I like your theory on pH. I also would like to re-emphasize one of the possibilities you’ve pointed out: MCT1 expression levels in different tissues. You can find it online (free access) Nature Genetics, 45:104-108. Birosy et al. MCT-1mediated transport of a toxic molecule is an effective strategy for targeting glycolytic tumors. The data is in the supplemental section.

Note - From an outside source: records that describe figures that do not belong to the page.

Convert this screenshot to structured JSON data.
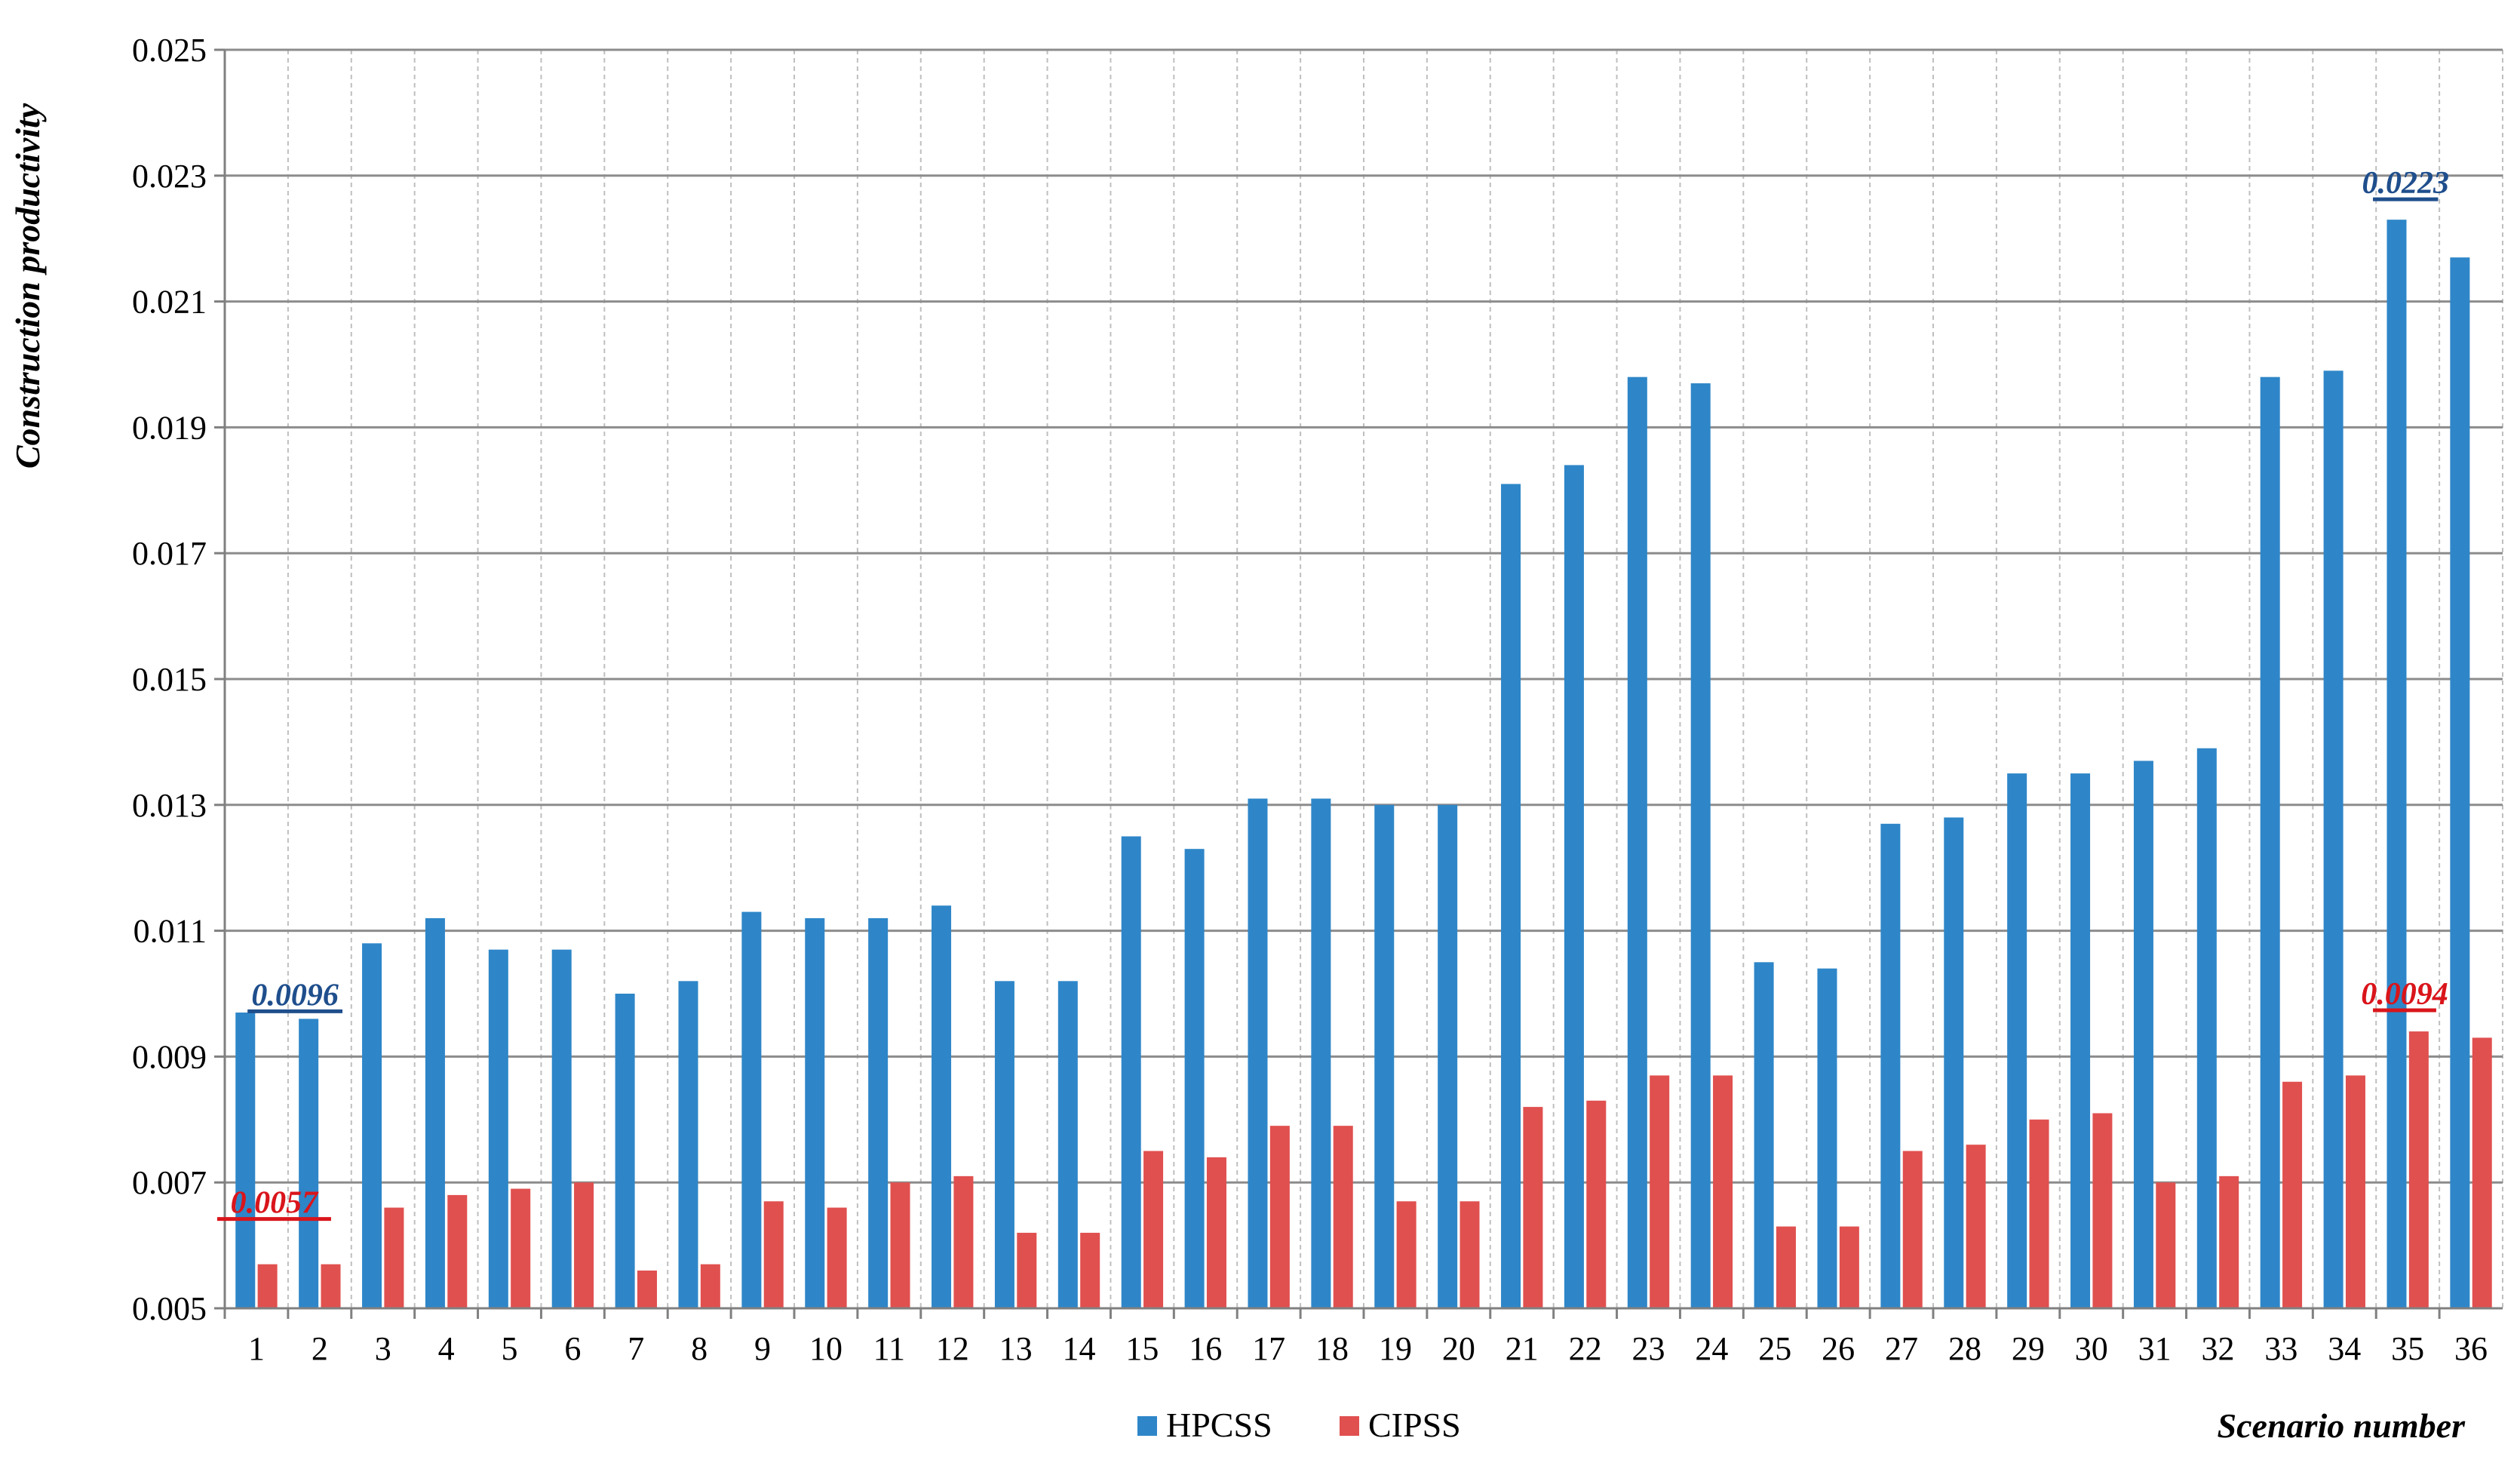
{
  "chart_data": {
    "type": "bar",
    "title": "",
    "xlabel": "Scenario number",
    "ylabel": "Construction productivity",
    "ylim": [
      0.005,
      0.025
    ],
    "yticks": [
      "0.005",
      "0.007",
      "0.009",
      "0.011",
      "0.013",
      "0.015",
      "0.017",
      "0.019",
      "0.021",
      "0.023",
      "0.025"
    ],
    "categories": [
      "1",
      "2",
      "3",
      "4",
      "5",
      "6",
      "7",
      "8",
      "9",
      "10",
      "11",
      "12",
      "13",
      "14",
      "15",
      "16",
      "17",
      "18",
      "19",
      "20",
      "21",
      "22",
      "23",
      "24",
      "25",
      "26",
      "27",
      "28",
      "29",
      "30",
      "31",
      "32",
      "33",
      "34",
      "35",
      "36"
    ],
    "series": [
      {
        "name": "HPCSS",
        "color": "#2E86C8",
        "values": [
          0.0097,
          0.0096,
          0.0108,
          0.0112,
          0.0107,
          0.0107,
          0.01,
          0.0102,
          0.0113,
          0.0112,
          0.0112,
          0.0114,
          0.0102,
          0.0102,
          0.0125,
          0.0123,
          0.0131,
          0.0131,
          0.013,
          0.013,
          0.0181,
          0.0184,
          0.0198,
          0.0197,
          0.0105,
          0.0104,
          0.0127,
          0.0128,
          0.0135,
          0.0135,
          0.0137,
          0.0139,
          0.0198,
          0.0199,
          0.0223,
          0.0217
        ]
      },
      {
        "name": "CIPSS",
        "color": "#E0504F",
        "values": [
          0.0057,
          0.0057,
          0.0066,
          0.0068,
          0.0069,
          0.007,
          0.0056,
          0.0057,
          0.0067,
          0.0066,
          0.007,
          0.0071,
          0.0062,
          0.0062,
          0.0075,
          0.0074,
          0.0079,
          0.0079,
          0.0067,
          0.0067,
          0.0082,
          0.0083,
          0.0087,
          0.0087,
          0.0063,
          0.0063,
          0.0075,
          0.0076,
          0.008,
          0.0081,
          0.007,
          0.0071,
          0.0086,
          0.0087,
          0.0094,
          0.0093
        ]
      }
    ],
    "annotations": [
      {
        "text": "0.0096",
        "series": "HPCSS",
        "categories": [
          "1",
          "2"
        ],
        "value": 0.0096,
        "color": "#1F4E8C"
      },
      {
        "text": "0.0057",
        "series": "CIPSS",
        "categories": [
          "1",
          "2"
        ],
        "value": 0.0057,
        "color": "#D9151B"
      },
      {
        "text": "0.0223",
        "series": "HPCSS",
        "categories": [
          "35"
        ],
        "value": 0.0223,
        "color": "#1F4E8C"
      },
      {
        "text": "0.0094",
        "series": "CIPSS",
        "categories": [
          "35",
          "36"
        ],
        "value": 0.0094,
        "color": "#D9151B"
      }
    ],
    "grid": {
      "horizontal": "solid",
      "vertical": "dashed"
    },
    "legend": "bottom-center"
  }
}
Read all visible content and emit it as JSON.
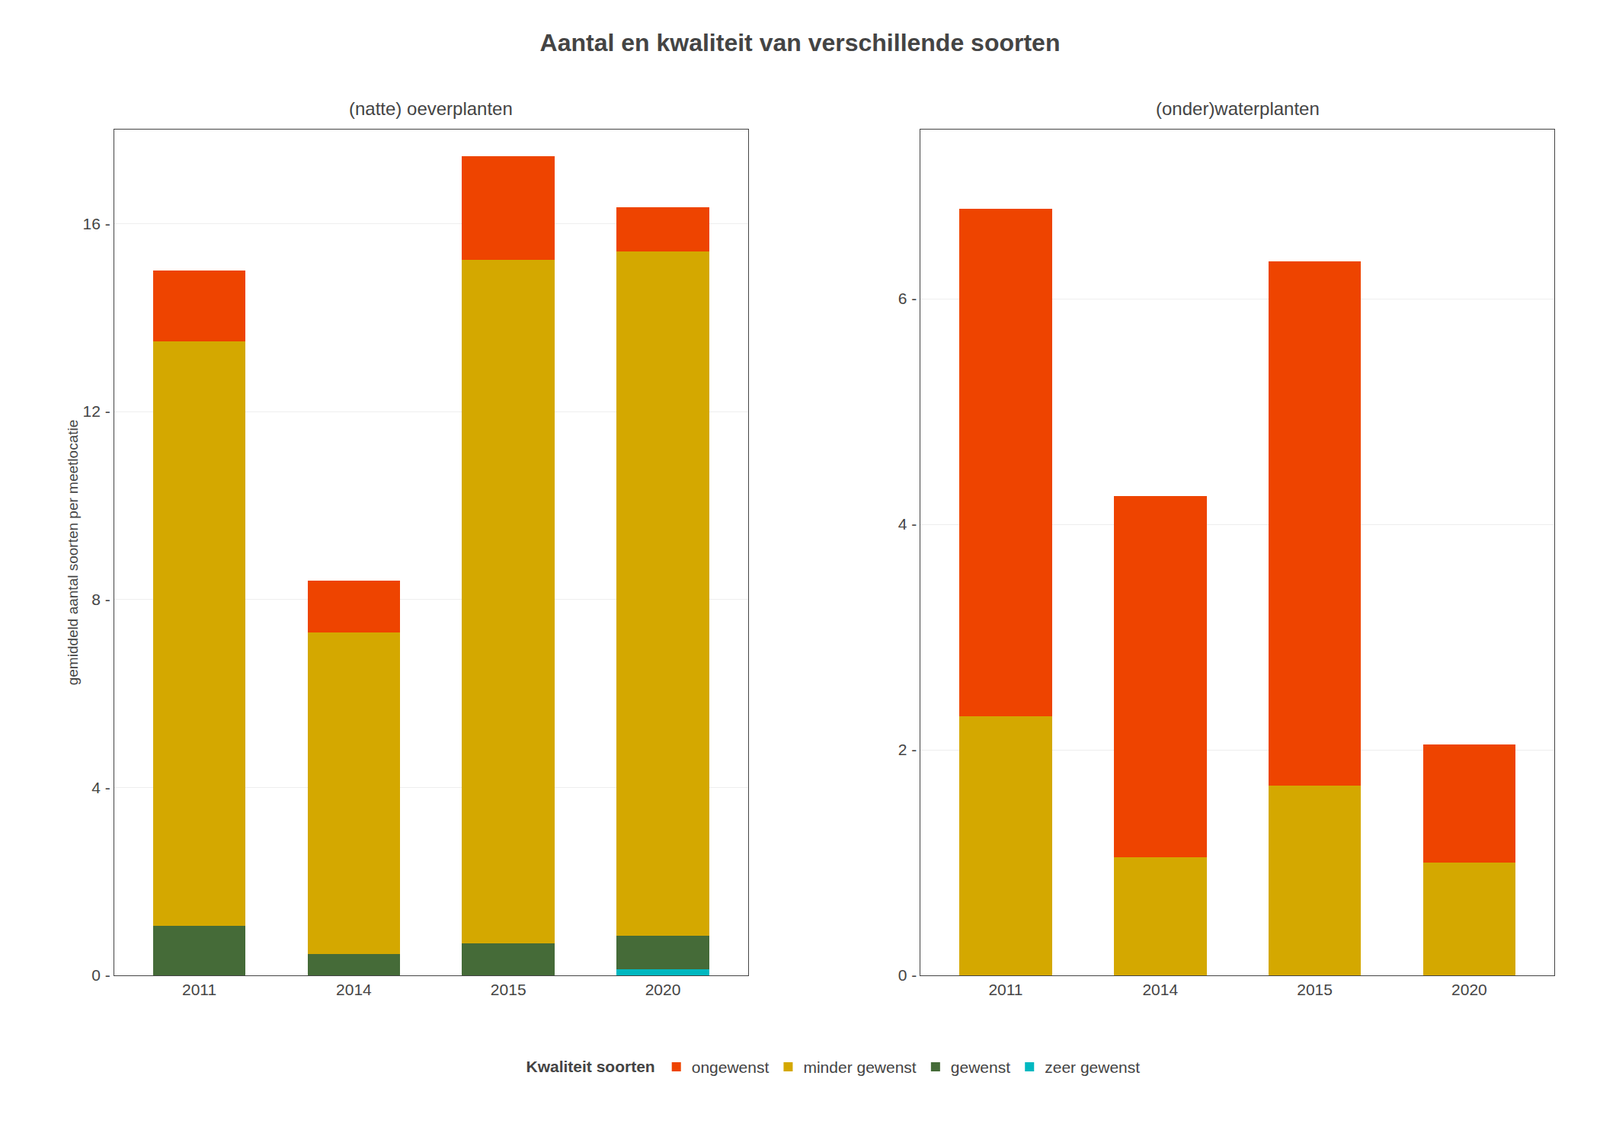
{
  "title": "Aantal en kwaliteit van verschillende soorten",
  "legend_title": "Kwaliteit soorten",
  "legend": "bottom",
  "chart_data": [
    {
      "type": "bar",
      "stacked": true,
      "grid": true,
      "subtitle": "(natte) oeverplanten",
      "ylabel": "gemiddeld aantal soorten per meetlocatie",
      "categories": [
        "2011",
        "2014",
        "2015",
        "2020"
      ],
      "series": [
        {
          "name": "zeer gewenst",
          "color": "#00B8C0",
          "values": [
            0.0,
            0.0,
            0.0,
            0.13
          ]
        },
        {
          "name": "gewenst",
          "color": "#456B38",
          "values": [
            1.05,
            0.45,
            0.68,
            0.72
          ]
        },
        {
          "name": "minder gewenst",
          "color": "#D4A800",
          "values": [
            12.45,
            6.85,
            14.55,
            14.55
          ]
        },
        {
          "name": "ongewenst",
          "color": "#EE4400",
          "values": [
            1.5,
            1.1,
            2.2,
            0.95
          ]
        }
      ],
      "ylim": [
        0,
        18
      ],
      "yticks": [
        {
          "value": 0,
          "label": "0 -"
        },
        {
          "value": 4,
          "label": "4 -"
        },
        {
          "value": 8,
          "label": "8 -"
        },
        {
          "value": 12,
          "label": "12 -"
        },
        {
          "value": 16,
          "label": "16 -"
        }
      ]
    },
    {
      "type": "bar",
      "stacked": true,
      "grid": true,
      "subtitle": "(onder)waterplanten",
      "categories": [
        "2011",
        "2014",
        "2015",
        "2020"
      ],
      "series": [
        {
          "name": "zeer gewenst",
          "color": "#00B8C0",
          "values": [
            0.0,
            0.0,
            0.0,
            0.0
          ]
        },
        {
          "name": "gewenst",
          "color": "#456B38",
          "values": [
            0.0,
            0.0,
            0.0,
            0.0
          ]
        },
        {
          "name": "minder gewenst",
          "color": "#D4A800",
          "values": [
            2.3,
            1.05,
            1.68,
            1.0
          ]
        },
        {
          "name": "ongewenst",
          "color": "#EE4400",
          "values": [
            4.5,
            3.2,
            4.65,
            1.05
          ]
        }
      ],
      "ylim": [
        0,
        7.5
      ],
      "yticks": [
        {
          "value": 0,
          "label": "0 -"
        },
        {
          "value": 2,
          "label": "2 -"
        },
        {
          "value": 4,
          "label": "4 -"
        },
        {
          "value": 6,
          "label": "6 -"
        }
      ]
    }
  ]
}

You can do both, i.e, one followed by another with a few hours of rest or supporting measures in between, e.g., the HBOT you have in your garage or high dose vit C. It’s been done before.

Jurgen Daub

has any body used 5BP for lymphoma or leukemia?

Jurgen Daub

sorry, should be 3BP


Hey, Jurgen.

3-BrOP is highly similar to 3-BP ( it simply adds a few carbons on one end).
3-BrOP has been found to be quite effective with leukemia and lymphoma.
It is not clear whether MD Anderson intends to move it forward.

Sylvia Smith

Dear Daniel,
I would like to request your ideas and help concerning the use of 3BP for High Grade Serous Ovarian CA . Diagnosed 1 1/2 years ago-numerous surgeries, 6 months chemo with Gemzar and Cisplat. Just had large incisional hernia repair. Went back for 1 month follow up to learn 2 areas were showing tumor growth/enlargement. One in the left subphrenic area and one above my belly button near the peritoneum. I believe the 3BP may hold promise. Doc at MD Anderson recommends starting more chemo but I am hoping to do something less toxic. What would be the best delivery? Are there any DR.s anywhere in the world you could recommend that could actively treat me? Do you know of any HGSOC patients who have been treated successfully? Thank you.


Hi Daniel,
Thanks for your research. Do you have any more information on whether Dr. Ko is beginning clinical trials? I have emailed her but have not heard back yet. And along those lines, do you know if it has effectiveness with treating multiple myeloma? Thank you again.


Hi Daniel
in the preparation IV of 3BP does not put you may need a PH meter;¿because the mixture with the correct quantities has a ph
suitable for intravenous infusion?.Does it occur the same in not buffer version?.thank you


D, I have been looking everywhere for the CAS number for radiolabeled 3-BP.
Might you know this?


D, I think I posted about this about a year ago on the compass thread. I was surfing around some of the chemical houses and I stumbled onto a radiolabeled 3-BP with a CAS number. I was fairly shocked. Was there really demand for such a chemical? My guess is Yes. From what I remember this was just plain 3-BP
with one of the carbon atoms replaced with C14. Actually now that I think about it, it occurs to me that this might have been in one of the 3-BP patents.

This has me super excited! 3-BP has been out there for 20 years and it still has not really got very far. There have been some very large responses, though others do not have such responses. What I think would help
so much is having a biomarker that could prospectively identify those patients that would have super responses.

I am not sure how the radiochemistry works, though the game plan that I have is to give something like a radiolabeled 3-BP or lactate and then do a PET/CAT (whatever) scan and see if the entire tumor mass would light up. With the liver patient and the melanoma patient, such scans would have clearly shown that they would be Super-responders. The great part about this is that with the melanoma patient he actually did not
respond at first; it was only when they added in the paracetamol. Yet, with the 3-BP scanner, the response would still be highly predictable because all you need is for the radiolabeled 3-BP to enter via MCT-1.

What is also fairly interesting about this is that it perhaps could be done under the radar. A patient could go
in for a fairly routine scan, use the existing infrastructure and possibly determine that they were super responders.

The idea here is that 3-BP would then have a very large amount of momentum to be approved under an orphan indication. The argument that has been ongoing about 3-BP could then no longer continue.

D, what do you think? I believe that finder has been thinking and working to move this idea forward quietly,
though it might be good to start a conversation about this.